Depuis 2018, la Côte d’Ivoire et le Ghana ont commencé une lutte pour assurer une augmentation des revenus aux planteurs du cacao. C’est dans cette optique qu’ils ont créé « l’Opep du cacao ». Cette organisation est au cœur des tensions fréquentes au sein de la filière du cacao qui rassemble les broyeurs, les chocolatiers, les producteurs, les traders qui ont tous leurs intérêts à protéger. Si depuis quelques années, l’industrie du chocolat finance la production d’un cacao durable à travers des programmes de traçabilité des fèves, de lutte contre la déforestation, elle ne veut pas régler la question du prix du cacao. Les plus grands producteurs de cacao au monde ont commencé par militer en faveur de leurs planteurs. Ils veulent une augmentation du prix d’achat de leurs produits. Ainsi, pour éviter de payer la prime exigée par l’Opep du cacao, les pays du Nord ont décidé d’inverser le marché.

Bakary Traoré, directeur exécutif de l’ONG IDEF (Initiatives pour le développement communautaire et la conservation de la forêt), membre de la plateforme, s’exprime en disant : « Quand vous regardez la production du chocolat, vous avez du lait, du cacao, du lait et du sucre. Le prix du sucre a augmenté, le prix du lait a augmenté, mais le prix du cacao ne fait que baisser.

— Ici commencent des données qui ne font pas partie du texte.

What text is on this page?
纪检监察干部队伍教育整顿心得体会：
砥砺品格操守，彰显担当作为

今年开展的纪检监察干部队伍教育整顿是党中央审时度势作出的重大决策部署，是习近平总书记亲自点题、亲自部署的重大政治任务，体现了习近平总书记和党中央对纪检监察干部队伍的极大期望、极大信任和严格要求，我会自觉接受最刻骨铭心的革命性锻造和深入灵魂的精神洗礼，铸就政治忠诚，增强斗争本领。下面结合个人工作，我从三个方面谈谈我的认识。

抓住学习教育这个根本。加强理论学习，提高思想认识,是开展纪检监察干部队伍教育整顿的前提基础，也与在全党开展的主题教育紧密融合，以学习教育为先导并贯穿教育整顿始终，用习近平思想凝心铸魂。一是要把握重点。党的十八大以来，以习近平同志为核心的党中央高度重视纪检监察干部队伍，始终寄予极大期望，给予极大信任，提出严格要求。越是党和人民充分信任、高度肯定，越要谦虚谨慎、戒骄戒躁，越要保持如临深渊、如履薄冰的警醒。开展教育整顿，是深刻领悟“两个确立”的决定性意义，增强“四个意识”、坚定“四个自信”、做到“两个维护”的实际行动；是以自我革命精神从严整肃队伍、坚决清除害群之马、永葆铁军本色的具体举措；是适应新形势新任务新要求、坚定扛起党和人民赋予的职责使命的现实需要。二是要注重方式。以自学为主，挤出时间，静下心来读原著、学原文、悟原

Et pourquoi ? Parce que le sucre et le lait sont produits dans les pays du Nord et qu’il faut aider les agriculteurs du Nord. Mais ceux du Sud, donc de la Côte d’Ivoire et du Ghana, on s’en fout, ce n’est pas notre problème. Non ! Il faut que cela puisse changer. Non seulement c’est injuste, mais en plus c’est à la limite de l’immoralité ».

Pour se faire entendre, les producteurs africains ont décidé de ne plus appliquer les programmes de cacao durable mis en œuvre par les industriels du Nord. En effet, le Ghana et la Côte d’Ivoire qualifient ces programmes de « greenwashing » et « d’hypocrisie ».

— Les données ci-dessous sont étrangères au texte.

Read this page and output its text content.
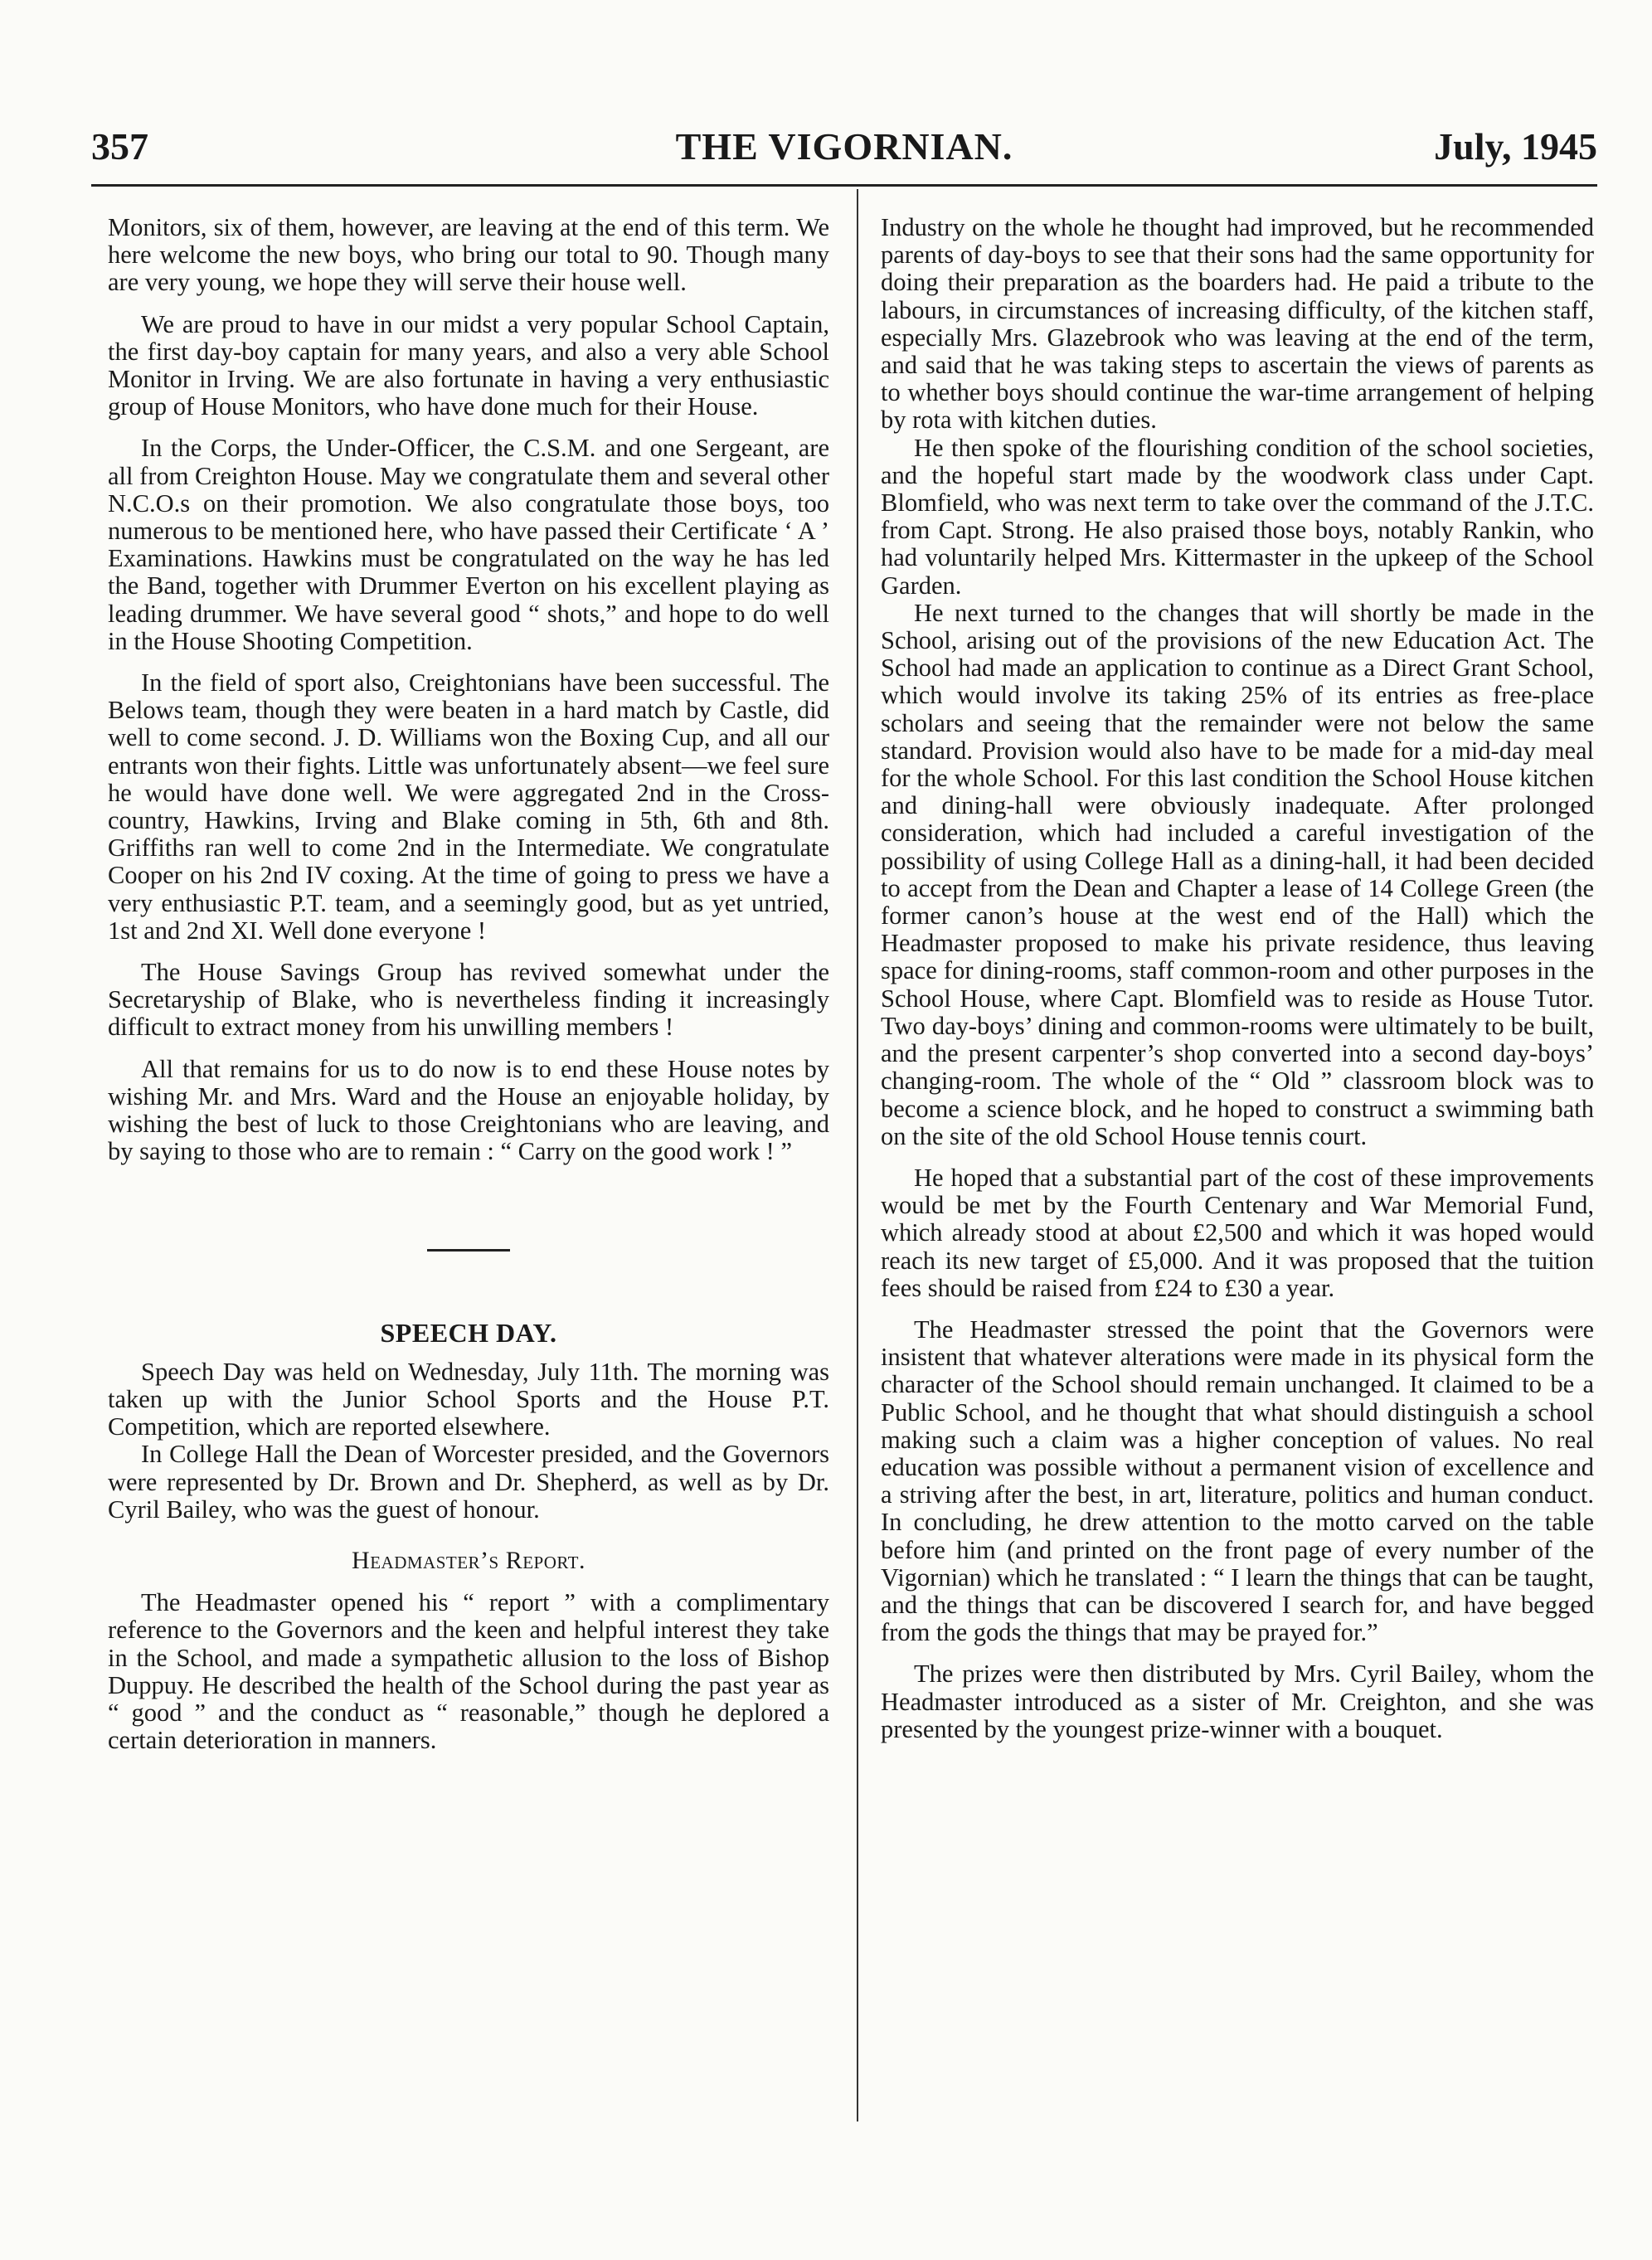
357	THE VIGORNIAN.	July, 1945

Monitors, six of them, however, are leaving at the end of this term. We here welcome the new boys, who bring our total to 90. Though many are very young, we hope they will serve their house well.

We are proud to have in our midst a very popular School Captain, the first day-boy captain for many years, and also a very able School Monitor in Irving. We are also fortunate in having a very enthusiastic group of House Monitors, who have done much for their House.

In the Corps, the Under-Officer, the C.S.M. and one Sergeant, are all from Creighton House. May we congratulate them and several other N.C.O.s on their promotion. We also congratulate those boys, too numerous to be mentioned here, who have passed their Certificate ‘ A ’ Examinations. Hawkins must be congratulated on the way he has led the Band, together with Drummer Everton on his excellent playing as leading drummer. We have several good “ shots,” and hope to do well in the House Shooting Competition.

In the field of sport also, Creightonians have been successful. The Belows team, though they were beaten in a hard match by Castle, did well to come second. J. D. Williams won the Boxing Cup, and all our entrants won their fights. Little was unfortunately absent—we feel sure he would have done well. We were aggregated 2nd in the Cross-country, Hawkins, Irving and Blake coming in 5th, 6th and 8th. Griffiths ran well to come 2nd in the Intermediate. We congratulate Cooper on his 2nd IV coxing. At the time of going to press we have a very enthusiastic P.T. team, and a seemingly good, but as yet untried, 1st and 2nd XI. Well done everyone !

The House Savings Group has revived somewhat under the Secretaryship of Blake, who is nevertheless finding it increasingly difficult to extract money from his unwilling members !

All that remains for us to do now is to end these House notes by wishing Mr. and Mrs. Ward and the House an enjoyable holiday, by wishing the best of luck to those Creightonians who are leaving, and by saying to those who are to remain : “ Carry on the good work ! ”

SPEECH DAY.

Speech Day was held on Wednesday, July 11th. The morning was taken up with the Junior School Sports and the House P.T. Competition, which are reported elsewhere.

In College Hall the Dean of Worcester presided, and the Governors were represented by Dr. Brown and Dr. Shepherd, as well as by Dr. Cyril Bailey, who was the guest of honour.

Headmaster’s Report.

The Headmaster opened his “ report ” with a complimentary reference to the Governors and the keen and helpful interest they take in the School, and made a sympathetic allusion to the loss of Bishop Duppuy. He described the health of the School during the past year as “ good ” and the conduct as “ reasonable,” though he deplored a certain deterioration in manners.

Industry on the whole he thought had improved, but he recommended parents of day-boys to see that their sons had the same opportunity for doing their preparation as the boarders had. He paid a tribute to the labours, in circumstances of increasing difficulty, of the kitchen staff, especially Mrs. Glazebrook who was leaving at the end of the term, and said that he was taking steps to ascertain the views of parents as to whether boys should continue the war-time arrangement of helping by rota with kitchen duties.

He then spoke of the flourishing condition of the school societies, and the hopeful start made by the woodwork class under Capt. Blomfield, who was next term to take over the command of the J.T.C. from Capt. Strong. He also praised those boys, notably Rankin, who had voluntarily helped Mrs. Kittermaster in the upkeep of the School Garden.

He next turned to the changes that will shortly be made in the School, arising out of the provisions of the new Education Act. The School had made an application to continue as a Direct Grant School, which would involve its taking 25% of its entries as free-place scholars and seeing that the remainder were not below the same standard. Provision would also have to be made for a mid-day meal for the whole School. For this last condition the School House kitchen and dining-hall were obviously inadequate. After prolonged consideration, which had included a careful investigation of the possibility of using College Hall as a dining-hall, it had been decided to accept from the Dean and Chapter a lease of 14 College Green (the former canon’s house at the west end of the Hall) which the Headmaster proposed to make his private residence, thus leaving space for dining-rooms, staff common-room and other purposes in the School House, where Capt. Blomfield was to reside as House Tutor. Two day-boys’ dining and common-rooms were ultimately to be built, and the present carpenter’s shop converted into a second day-boys’ changing-room. The whole of the “ Old ” classroom block was to become a science block, and he hoped to construct a swimming bath on the site of the old School House tennis court.

He hoped that a substantial part of the cost of these improvements would be met by the Fourth Centenary and War Memorial Fund, which already stood at about £2,500 and which it was hoped would reach its new target of £5,000. And it was proposed that the tuition fees should be raised from £24 to £30 a year.

The Headmaster stressed the point that the Governors were insistent that whatever alterations were made in its physical form the character of the School should remain unchanged. It claimed to be a Public School, and he thought that what should distinguish a school making such a claim was a higher conception of values. No real education was possible without a permanent vision of excellence and a striving after the best, in art, literature, politics and human conduct. In concluding, he drew attention to the motto carved on the table before him (and printed on the front page of every number of the Vigornian) which he translated : “ I learn the things that can be taught, and the things that can be discovered I search for, and have begged from the gods the things that may be prayed for.”

The prizes were then distributed by Mrs. Cyril Bailey, whom the Headmaster introduced as a sister of Mr. Creighton, and she was presented by the youngest prize-winner with a bouquet.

« La politique de chaise vide »

Les deux plus grands producteurs de cacao au monde ont boycotté la réunion annuelle de l’industrie du chocolat qui s’est tenu du 26 au 27 octobre à Bruxelles, organisée par la World Cocoa Foundation, une organisation qui rassemble la majorité des principaux acteurs de l’or brun. Les officiels ivoiriens et ghanéens attendus à l’ouverture de la rencontre ne se sont pas pointés. C’est une action très applaudie par les ONG qui plaident pour l’augmentation des revenus des agriculteurs. Pour eux, cette fermeté est louable. Il s’agit d’une pression sans précédent exercée sur les acteurs de la filière.

Peut-être que pour une première fois, les puissances du Nord comprendront que les africains sont décidés à prioriser leurs intérêts et à favoriser le bien-être de leurs agriculteurs. C’est d’ailleurs la raison pour laquelle la Côte d’Ivoire a lancé la construction d’une usine de transformation de fèves de cacao, « Atlantic cocoa corporation » dans la ville de San Pedro. Certainement, avec cette usine, la Côte d’Ivoire n’aura plus à dépendre des pays du Nord pour la gestion de son cacao.